The 1988 national curriculum has been as stuck-in-the-mud as was Arnold's. Its archaic motto could be "What was good enough for me ... " Maths and science have merely replaced Latin and Greek as the dogma of the academic establishment, for whom schools are no more than tributary outposts. My own science O-level included trigonometry, advanced algebra and differential calculus, and related them to physics, engineering, statics and dynamics.
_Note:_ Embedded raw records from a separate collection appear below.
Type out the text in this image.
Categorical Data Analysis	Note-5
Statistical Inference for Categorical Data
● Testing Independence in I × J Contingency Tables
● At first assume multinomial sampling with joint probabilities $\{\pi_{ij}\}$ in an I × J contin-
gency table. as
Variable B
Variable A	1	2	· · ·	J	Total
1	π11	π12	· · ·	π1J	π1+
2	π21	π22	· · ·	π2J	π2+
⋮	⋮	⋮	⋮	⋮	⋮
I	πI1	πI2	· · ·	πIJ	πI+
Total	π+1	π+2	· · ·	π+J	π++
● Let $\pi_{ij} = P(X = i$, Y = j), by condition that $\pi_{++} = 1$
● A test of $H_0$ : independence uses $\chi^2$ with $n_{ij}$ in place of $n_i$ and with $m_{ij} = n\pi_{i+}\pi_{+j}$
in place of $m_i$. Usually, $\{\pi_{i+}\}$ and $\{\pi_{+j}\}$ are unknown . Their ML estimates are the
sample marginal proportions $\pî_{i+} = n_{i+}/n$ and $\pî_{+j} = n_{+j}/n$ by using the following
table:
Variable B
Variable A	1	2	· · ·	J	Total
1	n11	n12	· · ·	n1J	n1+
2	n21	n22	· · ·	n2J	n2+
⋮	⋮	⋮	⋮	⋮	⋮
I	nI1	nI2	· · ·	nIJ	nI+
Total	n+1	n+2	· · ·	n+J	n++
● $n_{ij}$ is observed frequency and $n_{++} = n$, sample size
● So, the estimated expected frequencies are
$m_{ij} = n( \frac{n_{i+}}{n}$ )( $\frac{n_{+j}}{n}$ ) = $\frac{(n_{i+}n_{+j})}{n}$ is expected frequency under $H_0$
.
I can not remember any of it, nor have I found the slightest use for it. I imagine more people use Latin than trigonometry. Maths teachers have joined classicists in that last refuge of educational sophistry, that the very uselessness of subject is good "mind training".
Today anyone who claimed that Britain "needs" more accountants, lawyers and marketing experts, because they are most in demand and highly paid, would be laughed at. To decry science teaching is like telling a church it does too much religion. Yet even the government is hypocritical. The people Gordon Brown and his colleagues recruit extravagantly each day are not scientists but management consultants, bankers, computer salesmen and business administrators. Young people are not dumb. They can read job advertisements and the skills required.
If I were a scientist or mathematician I would plead for my subject to be optional after primary school. I would crave it as a specialism for the highly motivated, like classics or medicine. I would want no army of sullen recruits telling the world that my subject was "boring". Science should claw back its 19th-century glamour. The new syllabus does that, accepting that mass science has shot its bolt. It returns this challenging subject to what, for the majority, should be its proper place, the land of curiosity and wonder.